The O(n) Club: Two City Scheduling: Greed, Sorting, and Not Getting Yelled At By Accounting

The O(n) Club: Two City Scheduling—Greed, Sorting, and Not Getting Yelled At By Accounting

⚡ TL;DR

Got an even number of people and two cities? Don’t overthink it: sort everyone by how much cheaper it is to send them to City A instead of City B, dump the first half into City A, second half into B, and watch your travel budget shrink without tears. For masochists, here’s how NOT to do it:

// Brute force works—if you have eternity
int minCost = Integer.MAX_VALUE;
// Try all possible half-and-half combinations... get comfy

🧠 How Devs Usually Mess This Up

It’s tempting to send everyone to their cheapest city. Oops—now City A is packed and City B is a ghost town, and your constraints are as broken as your unit tests. Next, you might break out some dynamic programming wizardry or start backtracking feverishly. Put down the recursion: greedy sorting nails it in seconds.

And don’t just sort by who’s cheap for City A (or B) alone. The real deal is the cost difference: it’s about the relative savings, not the total. Sort by costA - costB, not costA or costB, unless you enjoy debugging budget deficits.

🔍 What’s Actually Going On

Imagine you’re splitting your dev team between Snowville and Sunnytown for a conference—exactly half to each (this is mandatory, not an improv game!). The ones who would lose you the most extra money by going to Sunnytown go to Snowville, and vice versa. Sorting by cost difference makes sure your cash stays warm.

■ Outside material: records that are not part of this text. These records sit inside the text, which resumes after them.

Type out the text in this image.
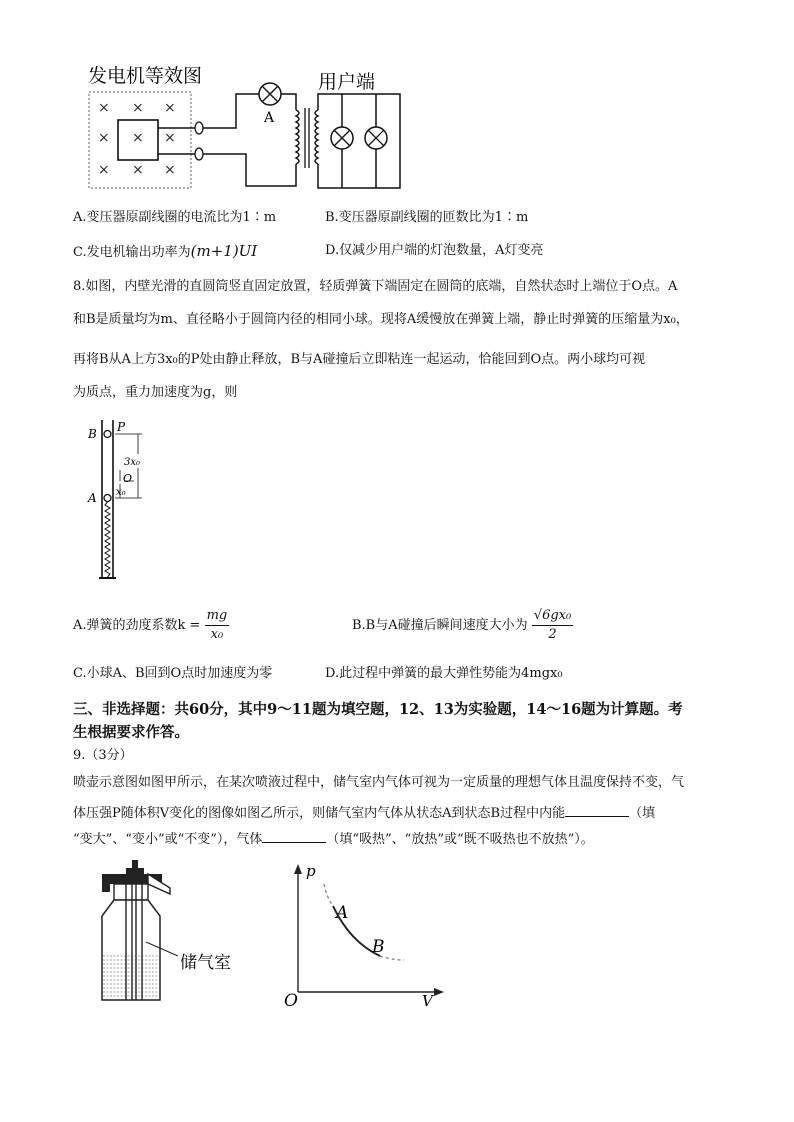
发电机等效图	用户端
× × ×
× × ×
× × ×
A
A.变压器原副线圈的电流比为1∶m	B.变压器原副线圈的匝数比为1∶m
C.发电机输出功率为(m+1)UI	D.仅减少用户端的灯泡数量，A灯变亮
8.如图，内壁光滑的直圆筒竖直固定放置，轻质弹簧下端固定在圆筒的底端，自然状态时上端位于O点。A
和B是质量均为m、直径略小于圆筒内径的相同小球。现将A缓慢放在弹簧上端，静止时弹簧的压缩量为x₀，
再将B从A上方3x₀的P处由静止释放，B与A碰撞后立即粘连一起运动，恰能回到O点。两小球均可视
为质点，重力加速度为g，则
B
A
P
3x₀
O
x₀
A.弹簧的劲度系数$k = \frac{mg}{\text{x₀}}$	B.B与A碰撞后瞬间速度大小为 $\frac{\text{√6gx₀}}{2}$
C.小球A、B回到O点时加速度为零	D.此过程中弹簧的最大弹性势能为4mgx₀
三、非选择题：共60分，其中9～11题为填空题，12、13为实验题，14～16题为计算题。考
生根据要求作答。
9.（3分）
喷壶示意图如图甲所示，在某次喷液过程中，储气室内气体可视为一定质量的理想气体且温度保持不变，气
体压强P随体积V变化的图像如图乙所示，则储气室内气体从状态A到状态B过程中内能	（填
“变大”、“变小”或“不变”），气体	（填“吸热”、“放热”或“既不吸热也不放热”）。
储气室
p
A
B
O	V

The basic idea: those with negative (costA – costB) travel cheaper to A; positive diff, to B. Rinse, sort, assign. It’s like optimizing snack selection among picky eaters—let the ones violently opposed to raisins have the cookies.

🛠️ PseudoCode

• For every person, calculate costA - costB.
• Sort the whole crew by this difference (smallest to largest).
• Send the first n to City A—they either love it or hurt the budget least.
• The remaining n go to City B—less regret that way.
• Sum up their respective costs for each city and breathe easy.

// Java pseudocode
// Given int[][] costs (costA, costB):
// 1. Sort by (costA - costB)
// 2. Assign first n to A, rest to B

💻 The Code

import java.util.*;
 public class TwoCityScheduling {
    public int twoCitySchedCost(int[][] costs) {
        Arrays.sort(costs, (a, b) -> (a[0] - a[1]) - (b[0] - b[1]));
        int n = costs.length / 2, total = 0;
        for (int i = 0; i < n; i++) total += costs[i][0]; // City A
        for (int i = n; i < 2 * n; i++) total += costs[i][1]; // City B
        return total;
    }
}

⚠️ Pitfalls, Traps & Runtime Smacks

• Exact split: Half to each city—if you forget, the universe (or the test suite) will punish you.
• Sorting by wrong number: Sorting by just costA or costB mangles the result. costA - costB or bust.
• Bad inputs: Odd number of people? Congrats, your problem’s now a real interview nightmare.
• Complexity: O(n log n) to sort, O(n) to tally. Easy as Java gets—no Big O flexing required.

🧠 Interviewer Brain-Tattoo

“Sort by what matters, assign by the rules, and your budget (and code reviewer) won’t scream.”